Systems analysis has been described as an “approach” that can be used to evaluate a system, where a system is a collection of components or elements. Systems analysis can be used to consider the success or failure to achieve a desired outcome or outcomes by first applying systems analysis principles to design, develop, and then to evaluate the system. Further, systems engineering tenets can be used to implement and maintain the system. Systems dynamics is used to explore and understand the behavior of a system, and particularly the behavior of complex systems, over time. Public private partnerships comprised of any number of entities, for example those that have been used to increase citizen preparedness or to address a need within a community, can be thought of as a system where the desired outcome is increased preparedness or resolution of the need. This is a crucial distinction. That is, the public private partnership while important is not in and of itself the desired outcome. In fact, public private partnerships represent a set of very complex systems where understanding the overall behavior of the system is extremely important to the real world achievement of such partnerships’ goals and objectives.

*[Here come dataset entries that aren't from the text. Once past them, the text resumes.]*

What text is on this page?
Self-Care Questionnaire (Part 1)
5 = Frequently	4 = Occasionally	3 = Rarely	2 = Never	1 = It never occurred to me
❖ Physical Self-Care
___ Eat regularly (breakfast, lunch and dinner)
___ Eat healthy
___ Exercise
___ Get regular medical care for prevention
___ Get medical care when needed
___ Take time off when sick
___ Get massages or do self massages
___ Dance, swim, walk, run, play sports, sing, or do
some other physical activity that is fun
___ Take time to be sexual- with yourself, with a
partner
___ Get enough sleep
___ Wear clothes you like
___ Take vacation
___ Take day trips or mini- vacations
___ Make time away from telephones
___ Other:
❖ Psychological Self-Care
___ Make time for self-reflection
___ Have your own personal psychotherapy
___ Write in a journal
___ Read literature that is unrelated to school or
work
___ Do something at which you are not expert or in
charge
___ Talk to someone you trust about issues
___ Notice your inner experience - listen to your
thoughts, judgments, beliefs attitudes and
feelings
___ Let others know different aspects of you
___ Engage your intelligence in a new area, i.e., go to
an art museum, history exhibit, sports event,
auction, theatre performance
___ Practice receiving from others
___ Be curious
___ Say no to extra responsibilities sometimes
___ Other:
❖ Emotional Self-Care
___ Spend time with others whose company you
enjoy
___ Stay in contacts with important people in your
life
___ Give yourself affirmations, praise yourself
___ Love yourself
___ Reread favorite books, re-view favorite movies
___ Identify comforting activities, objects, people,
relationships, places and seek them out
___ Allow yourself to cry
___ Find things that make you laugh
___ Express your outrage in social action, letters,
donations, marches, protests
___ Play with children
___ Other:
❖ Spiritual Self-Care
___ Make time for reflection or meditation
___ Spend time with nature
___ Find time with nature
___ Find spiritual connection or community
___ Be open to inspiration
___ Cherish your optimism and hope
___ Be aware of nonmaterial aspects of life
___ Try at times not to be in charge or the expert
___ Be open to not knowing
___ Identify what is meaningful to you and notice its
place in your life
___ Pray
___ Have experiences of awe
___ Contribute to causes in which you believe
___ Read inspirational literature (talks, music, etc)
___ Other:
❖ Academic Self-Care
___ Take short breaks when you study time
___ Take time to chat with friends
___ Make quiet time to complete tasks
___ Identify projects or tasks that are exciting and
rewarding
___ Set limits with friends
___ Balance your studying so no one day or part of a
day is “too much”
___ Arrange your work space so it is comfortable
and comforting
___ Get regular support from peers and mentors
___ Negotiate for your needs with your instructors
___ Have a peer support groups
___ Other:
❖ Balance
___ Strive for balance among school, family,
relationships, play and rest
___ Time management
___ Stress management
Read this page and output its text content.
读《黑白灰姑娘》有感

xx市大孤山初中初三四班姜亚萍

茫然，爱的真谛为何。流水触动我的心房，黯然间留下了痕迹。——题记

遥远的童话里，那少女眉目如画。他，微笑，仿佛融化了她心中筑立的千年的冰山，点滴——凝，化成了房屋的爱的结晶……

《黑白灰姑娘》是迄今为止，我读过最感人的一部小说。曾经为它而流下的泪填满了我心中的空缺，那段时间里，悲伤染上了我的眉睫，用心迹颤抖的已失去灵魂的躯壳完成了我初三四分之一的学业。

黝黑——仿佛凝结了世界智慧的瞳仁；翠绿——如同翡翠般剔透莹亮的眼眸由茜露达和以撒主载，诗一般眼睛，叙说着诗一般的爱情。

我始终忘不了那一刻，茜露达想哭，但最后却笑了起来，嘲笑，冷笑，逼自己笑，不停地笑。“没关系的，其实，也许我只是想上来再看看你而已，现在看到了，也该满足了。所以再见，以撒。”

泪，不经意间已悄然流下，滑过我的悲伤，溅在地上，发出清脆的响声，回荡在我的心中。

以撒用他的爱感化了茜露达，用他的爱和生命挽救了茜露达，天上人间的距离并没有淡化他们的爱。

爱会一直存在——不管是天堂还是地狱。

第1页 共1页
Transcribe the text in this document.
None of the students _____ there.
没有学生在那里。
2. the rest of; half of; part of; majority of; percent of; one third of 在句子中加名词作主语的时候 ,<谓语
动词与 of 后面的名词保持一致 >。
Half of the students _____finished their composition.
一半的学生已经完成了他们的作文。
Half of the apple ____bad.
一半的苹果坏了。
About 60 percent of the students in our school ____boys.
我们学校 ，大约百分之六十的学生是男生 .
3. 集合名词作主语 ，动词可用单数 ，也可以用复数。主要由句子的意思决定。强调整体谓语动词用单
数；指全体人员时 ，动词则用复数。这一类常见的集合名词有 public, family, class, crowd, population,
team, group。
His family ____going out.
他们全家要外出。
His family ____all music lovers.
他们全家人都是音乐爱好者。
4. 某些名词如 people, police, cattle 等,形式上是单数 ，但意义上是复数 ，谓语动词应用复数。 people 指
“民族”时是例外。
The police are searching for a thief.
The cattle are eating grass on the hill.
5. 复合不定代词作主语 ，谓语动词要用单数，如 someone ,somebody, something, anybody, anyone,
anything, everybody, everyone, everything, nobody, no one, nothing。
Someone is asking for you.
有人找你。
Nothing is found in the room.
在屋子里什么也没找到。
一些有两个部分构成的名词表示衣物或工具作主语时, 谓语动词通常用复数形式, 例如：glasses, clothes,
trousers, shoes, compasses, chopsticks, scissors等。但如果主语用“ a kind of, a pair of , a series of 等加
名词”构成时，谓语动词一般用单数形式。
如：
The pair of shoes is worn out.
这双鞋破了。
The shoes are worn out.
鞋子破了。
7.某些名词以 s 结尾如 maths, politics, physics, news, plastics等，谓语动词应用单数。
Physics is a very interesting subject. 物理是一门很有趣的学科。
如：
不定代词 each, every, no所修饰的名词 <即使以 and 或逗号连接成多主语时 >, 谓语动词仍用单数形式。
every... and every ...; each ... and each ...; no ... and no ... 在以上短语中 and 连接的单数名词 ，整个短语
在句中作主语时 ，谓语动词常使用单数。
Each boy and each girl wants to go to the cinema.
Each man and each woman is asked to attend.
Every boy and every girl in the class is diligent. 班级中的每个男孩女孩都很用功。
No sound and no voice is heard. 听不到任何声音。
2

Taking a systems’ analysis approach requires that a comprehensive description of the desired outcome be made first. Without this, it would be impossible to evaluate when an outcome has been realized, whether that outcome meets all the desired goals and objectives, etc. The desired outcome may be the solution to a problem, e.g. a need for building materials may exist if the community is impacted by a hurricane. Or, the desired outcome may be an increased level of something, e.g. an increase in community resilience. The Support Alliance For Emergency Readiness (SAFER) Santa Rosa is a community organization active in disasters (COAD), i.e. a public private partnership whose desired outcomes span both these examples; addressing problems created by disasters and increasing community resilience. The most recent information about SAFER Santa Rosa can be found on its website at: www.safersantarosa.org. SAFER Santa Rosa is considered to be a good example of a successful public private partnership. SAFER Santa Rosa has not comprehensively described what the solutions to problems they would like are nor has it described what increased community resilience would be exactly. Rather, as well be discussed below SAFER Santa Rosa established a committee system where each committee was empowered to described its contribution to the solution of problems or to increased resiliency.